The KC Royals officially open the gates to Spring Training on February 12. The club has a new third baseman and some new relievers, but questions about the starting rotation, first base and the outfield need answers.
The late afternoon sacrifice fly off Brett Phillips‘ bat that gave the KC Royals a walk-off season finale win over Minnesota on September 29 marked more than the end of another dismal Kansas City campaign. The offseason began the instant the winning run crossed the plate–there were things to repair and others to replace, the kind of tasks made necessary by a 103 loss season.
It is hard to imagine General Manager Dayton Moore taking much time off before he set about putting as much of the Royals’ house in order as possible. There was a manager to hire. Alex Gordon was contemplating retirement and his decision, no matter what it turned out to be, would have lineup implications. The rotation and bullpen, in varying degrees of disarray, needed work. Concerns about his defense cast doubt on Hunter Dozier‘s hold on third base. No Royal enjoyed indisputable claim to first base or right field.
And on top of it all, a new ownership group was preparing to take control of the franchise.
The ownership change was, of course, out of Moore’s hands–announced in August, only baseball’s formal approval awaited, and it came in November. The managerial opening occasioned by Ned Yost‘s retirement took Moore a month to fill–to no one’s surprise, he gave Mike Matheny the job.
Never prone to spend extravagantly on relievers, Moore appears to have done all he reasonably could to give Matheny plenty of bullpen projects from which to choose, including former KC closer Greg Holland, who returns to the Royals in search of rejuvenation, and Trevor Rosenthal, the ex-Cardinal who put in his finest seasons working for Matheny in St. Louis.

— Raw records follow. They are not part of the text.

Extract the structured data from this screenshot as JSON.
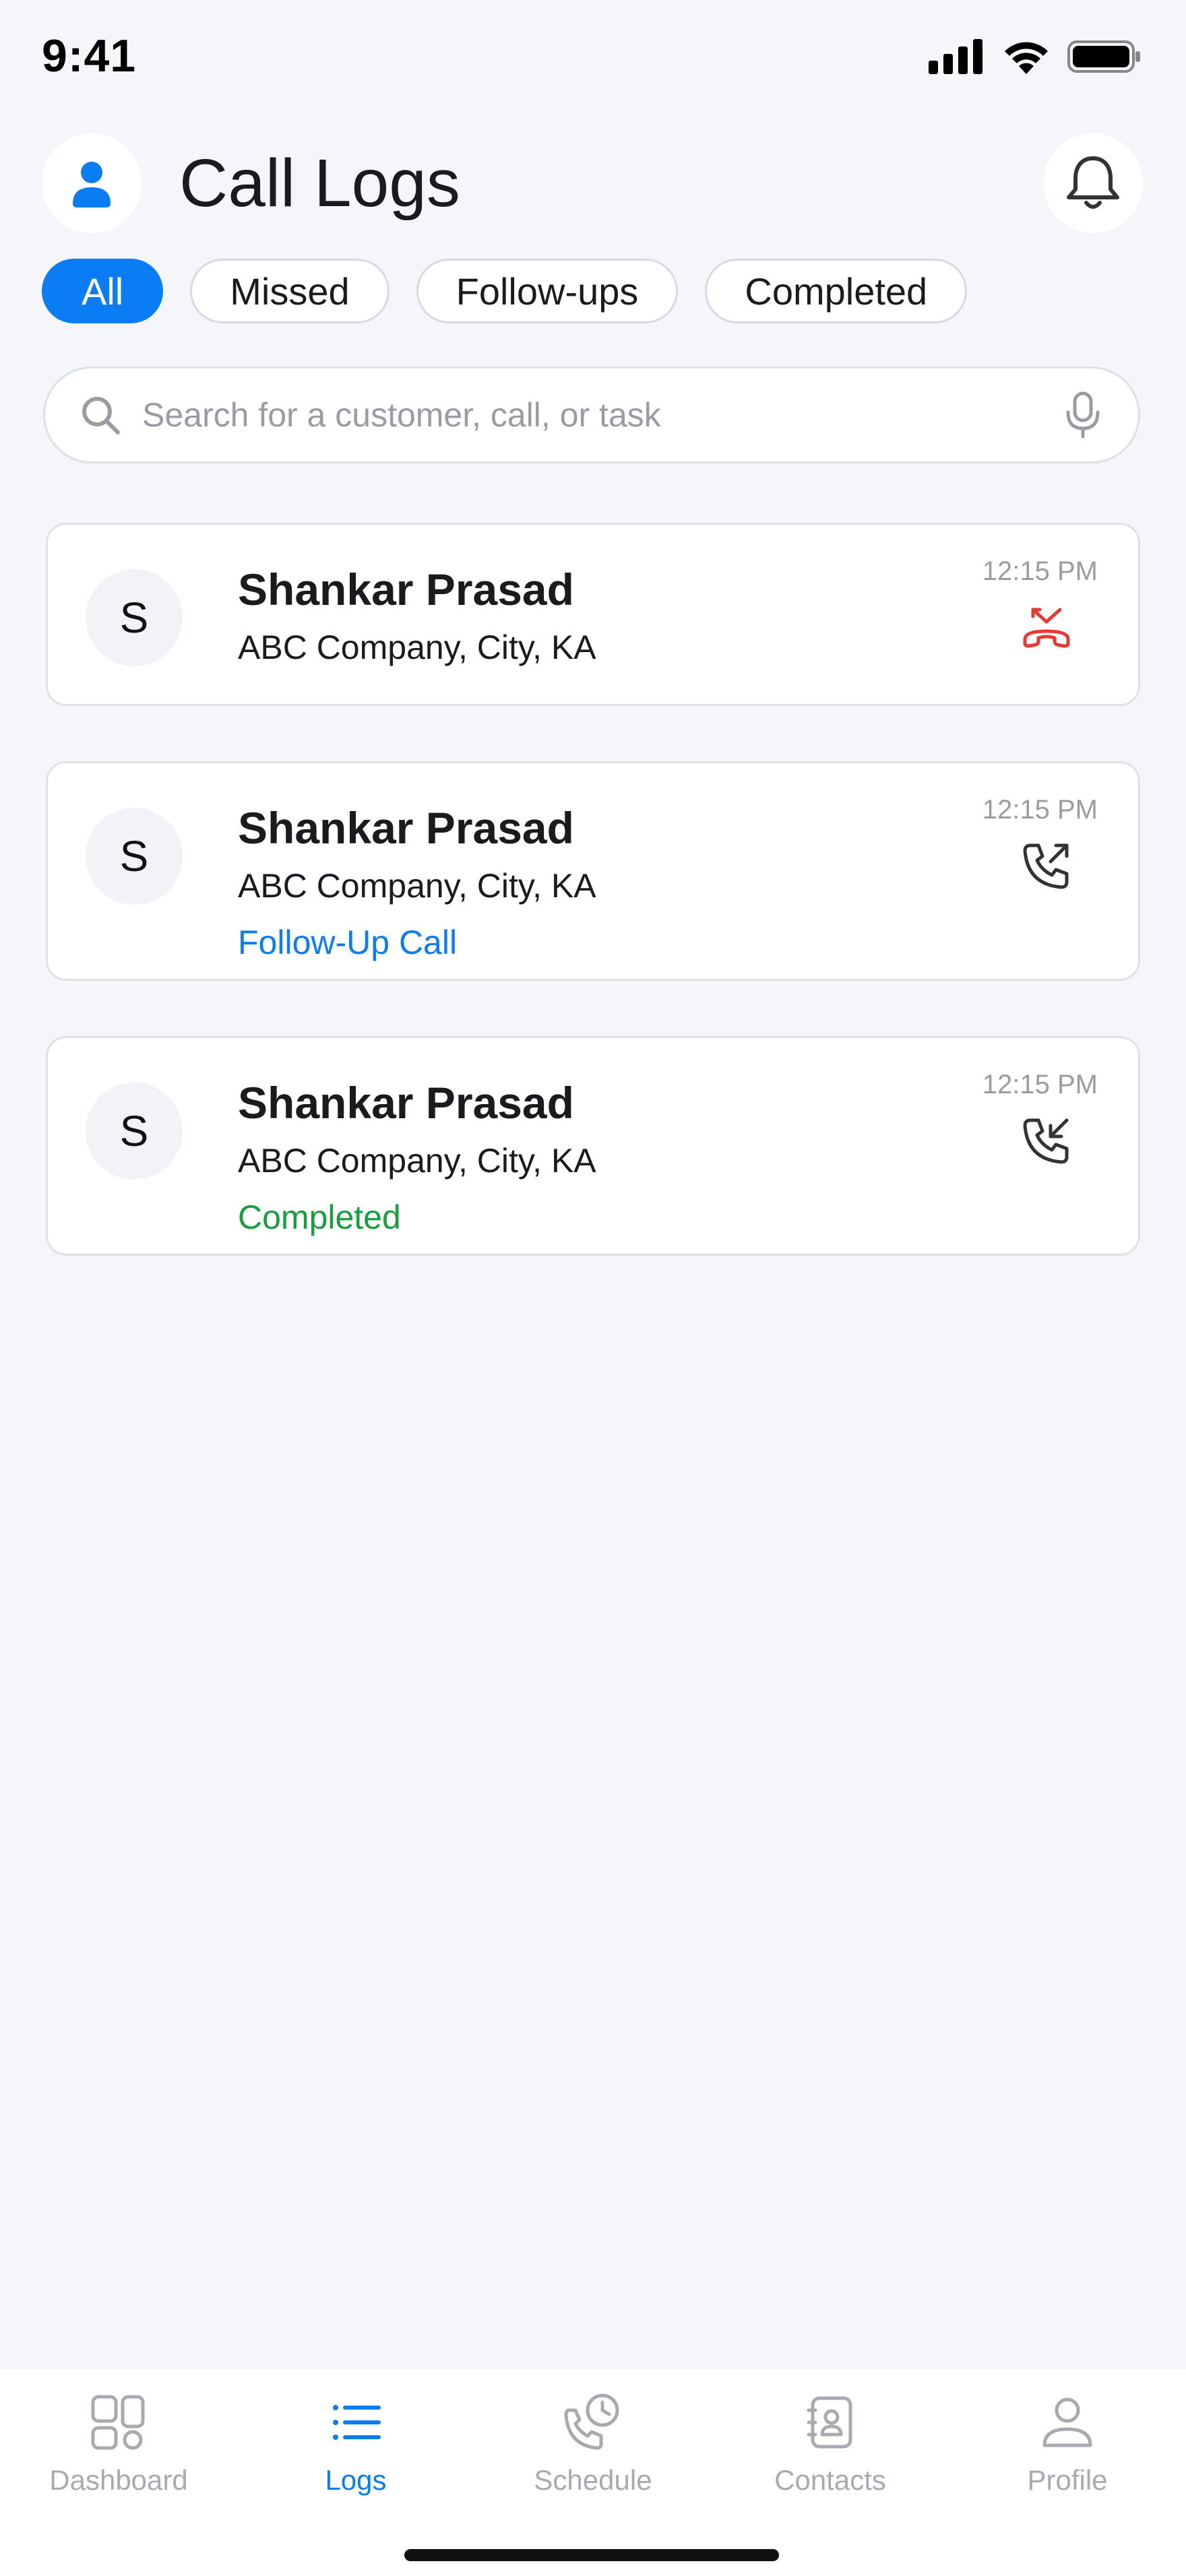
{
  "status_bar": {
    "time": "9:41"
  },
  "header": {
    "title": "Call Logs",
    "avatar_icon": "user-icon",
    "notification_icon": "bell-icon"
  },
  "filters": [
    {
      "label": "All",
      "active": true
    },
    {
      "label": "Missed",
      "active": false
    },
    {
      "label": "Follow-ups",
      "active": false
    },
    {
      "label": "Completed",
      "active": false
    }
  ],
  "search": {
    "placeholder": "Search for a customer, call, or task",
    "value": ""
  },
  "calls": [
    {
      "initial": "S",
      "name": "Shankar Prasad",
      "company": "ABC Company, City, KA",
      "time": "12:15 PM",
      "type_icon": "missed-call-icon",
      "tag": ""
    },
    {
      "initial": "S",
      "name": "Shankar Prasad",
      "company": "ABC Company, City, KA",
      "time": "12:15 PM",
      "type_icon": "outgoing-call-icon",
      "tag": "Follow-Up Call"
    },
    {
      "initial": "S",
      "name": "Shankar Prasad",
      "company": "ABC Company, City, KA",
      "time": "12:15 PM",
      "type_icon": "incoming-call-icon",
      "tag": "Completed"
    }
  ],
  "nav": [
    {
      "label": "Dashboard",
      "icon": "dashboard-icon",
      "active": false
    },
    {
      "label": "Logs",
      "icon": "list-icon",
      "active": true
    },
    {
      "label": "Schedule",
      "icon": "schedule-icon",
      "active": false
    },
    {
      "label": "Contacts",
      "icon": "contacts-icon",
      "active": false
    },
    {
      "label": "Profile",
      "icon": "profile-icon",
      "active": false
    }
  ],
  "colors": {
    "accent": "#0a7df5",
    "missed": "#e53935",
    "completed": "#1a9e3d",
    "background": "#f5f6fa"
  }
}
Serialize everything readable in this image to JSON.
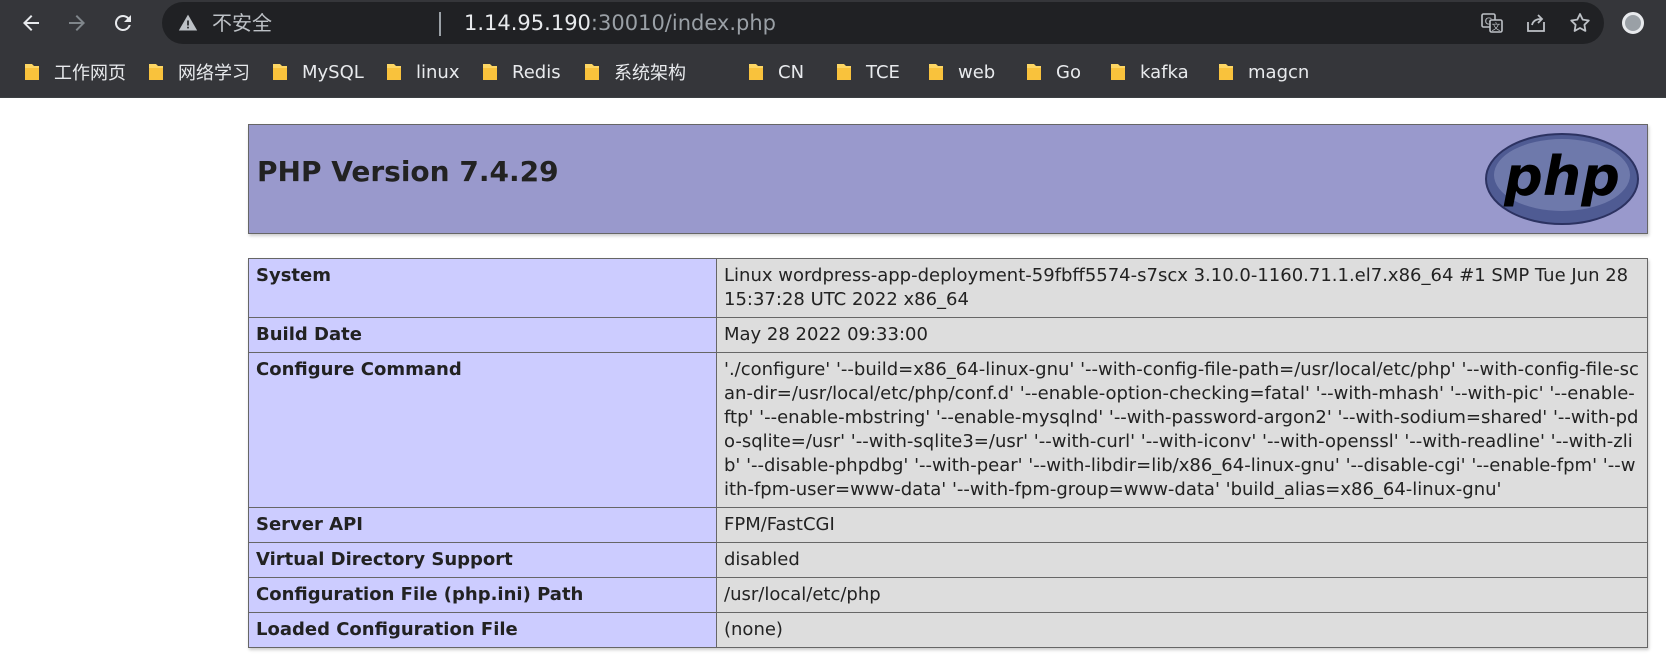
{
  "browser": {
    "security_label": "不安全",
    "url_host": "1.14.95.190",
    "url_rest": ":30010/index.php",
    "icons": [
      "back-arrow-icon",
      "forward-arrow-icon",
      "reload-icon",
      "warning-icon",
      "translate-icon",
      "share-icon",
      "star-icon",
      "profile-icon"
    ]
  },
  "bookmarks": [
    {
      "label": "工作网页"
    },
    {
      "label": "网络学习"
    },
    {
      "label": "MySQL"
    },
    {
      "label": "linux"
    },
    {
      "label": "Redis"
    },
    {
      "label": "系统架构"
    },
    {
      "label": "CN"
    },
    {
      "label": "TCE"
    },
    {
      "label": "web"
    },
    {
      "label": "Go"
    },
    {
      "label": "kafka"
    },
    {
      "label": "magcn"
    }
  ],
  "page": {
    "title": "PHP Version 7.4.29",
    "logo_text": "php",
    "colors": {
      "header_bg": "#9999cc",
      "key_bg": "#ccccff",
      "value_bg": "#dddddd",
      "border": "#666666"
    },
    "rows": [
      {
        "key": "System",
        "value": "Linux wordpress-app-deployment-59fbff5574-s7scx 3.10.0-1160.71.1.el7.x86_64 #1 SMP Tue Jun 28 15:37:28 UTC 2022 x86_64"
      },
      {
        "key": "Build Date",
        "value": "May 28 2022 09:33:00"
      },
      {
        "key": "Configure Command",
        "value": "'./configure' '--build=x86_64-linux-gnu' '--with-config-file-path=/usr/local/etc/php' '--with-config-file-scan-dir=/usr/local/etc/php/conf.d' '--enable-option-checking=fatal' '--with-mhash' '--with-pic' '--enable-ftp' '--enable-mbstring' '--enable-mysqlnd' '--with-password-argon2' '--with-sodium=shared' '--with-pdo-sqlite=/usr' '--with-sqlite3=/usr' '--with-curl' '--with-iconv' '--with-openssl' '--with-readline' '--with-zlib' '--disable-phpdbg' '--with-pear' '--with-libdir=lib/x86_64-linux-gnu' '--disable-cgi' '--enable-fpm' '--with-fpm-user=www-data' '--with-fpm-group=www-data' 'build_alias=x86_64-linux-gnu'"
      },
      {
        "key": "Server API",
        "value": "FPM/FastCGI"
      },
      {
        "key": "Virtual Directory Support",
        "value": "disabled"
      },
      {
        "key": "Configuration File (php.ini) Path",
        "value": "/usr/local/etc/php"
      },
      {
        "key": "Loaded Configuration File",
        "value": "(none)"
      }
    ]
  }
}
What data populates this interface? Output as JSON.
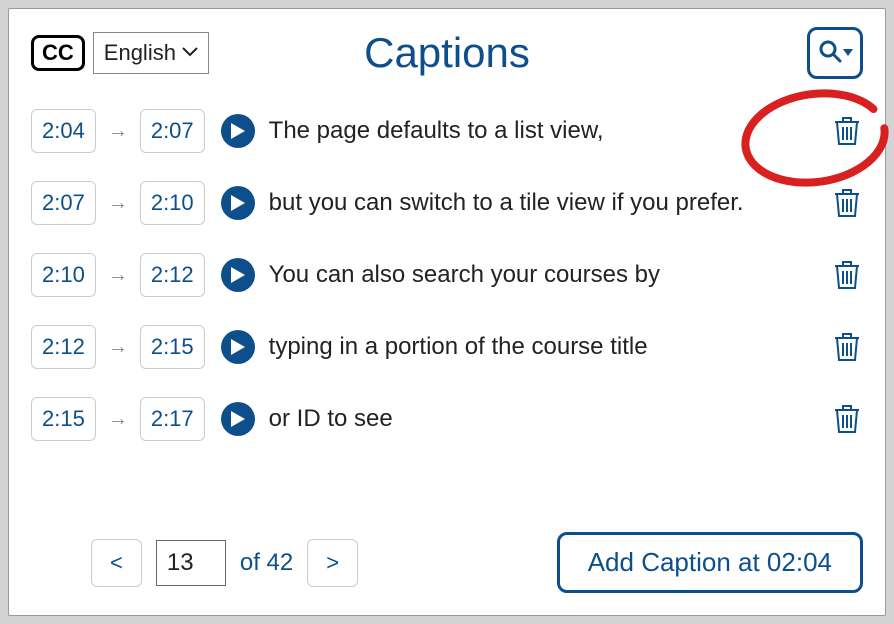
{
  "header": {
    "cc_label": "CC",
    "language": "English",
    "title": "Captions"
  },
  "captions": [
    {
      "start": "2:04",
      "end": "2:07",
      "text": "The page defaults to a list view,"
    },
    {
      "start": "2:07",
      "end": "2:10",
      "text": "but you can switch to a tile view if you prefer."
    },
    {
      "start": "2:10",
      "end": "2:12",
      "text": "You can also search your courses by"
    },
    {
      "start": "2:12",
      "end": "2:15",
      "text": "typing in a portion of the course title"
    },
    {
      "start": "2:15",
      "end": "2:17",
      "text": "or ID to see"
    }
  ],
  "pagination": {
    "prev_label": "<",
    "next_label": ">",
    "current": "13",
    "of_label": "of 42"
  },
  "add_caption_label": "Add Caption at 02:04"
}
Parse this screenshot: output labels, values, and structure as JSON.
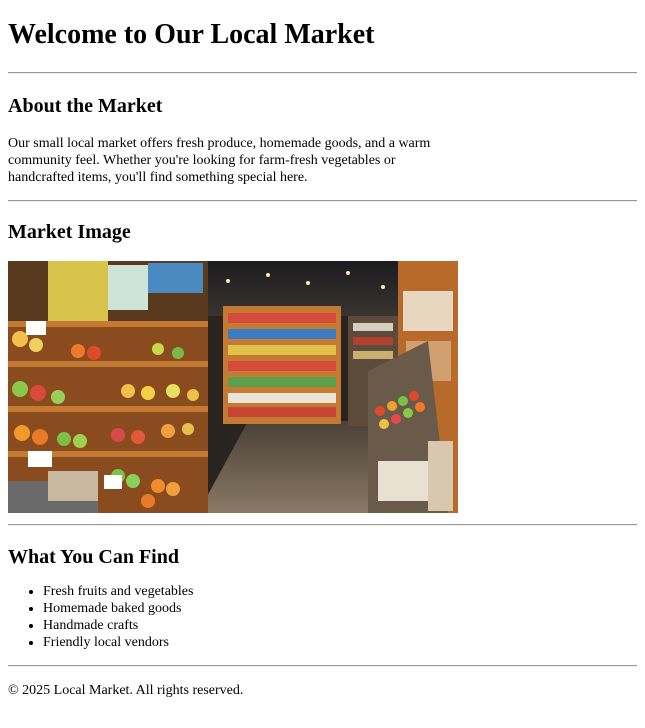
{
  "header": {
    "title": "Welcome to Our Local Market"
  },
  "about": {
    "heading": "About the Market",
    "text": "Our small local market offers fresh produce, homemade goods, and a warm community feel. Whether you're looking for farm-fresh vegetables or handcrafted items, you'll find something special here."
  },
  "image_section": {
    "heading": "Market Image"
  },
  "find": {
    "heading": "What You Can Find",
    "items": [
      "Fresh fruits and vegetables",
      "Homemade baked goods",
      "Handmade crafts",
      "Friendly local vendors"
    ]
  },
  "footer": {
    "text": "© 2025 Local Market. All rights reserved."
  }
}
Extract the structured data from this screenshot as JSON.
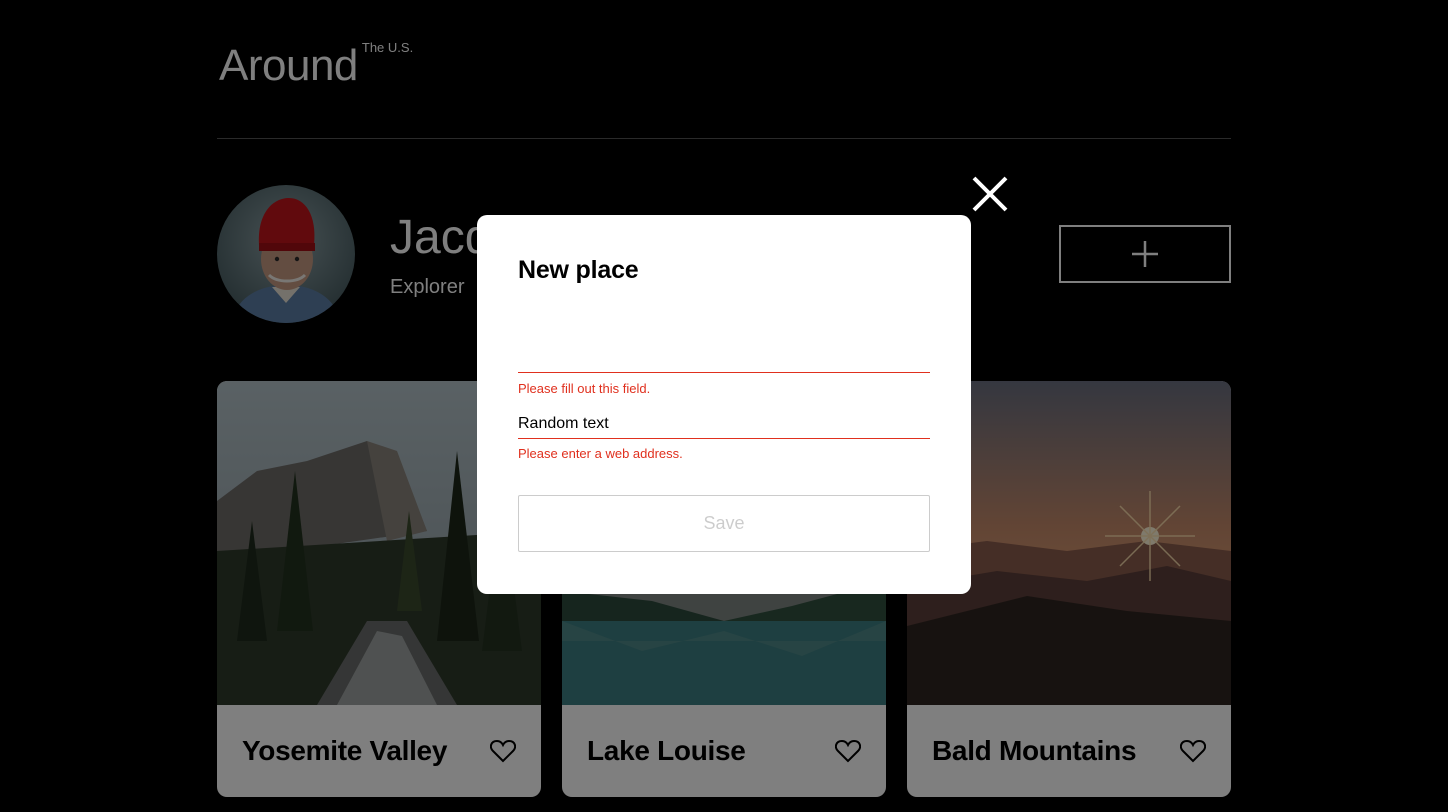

In a deal few saw coming, Moore’s signing of Maikel Franco to play third base resolved not only the concerns about Dozier’s hot corner defense, but also the uncertainty in right field as Dozier, suddenly displaced at third, will play there. Gordon decided to return for $4 million, leaving Brett Phillips and Bubba Starling to vie for a backup outfield role.
So while Moore’s winter work may have resolved some issues, major questions remain unanswered just days before Spring Training opens. Who will secure the fifth spot in the Royals’ shaky starting rotation? Who will play first base? And who will provide outfield backup for Gordon, Merrifield and Dozier?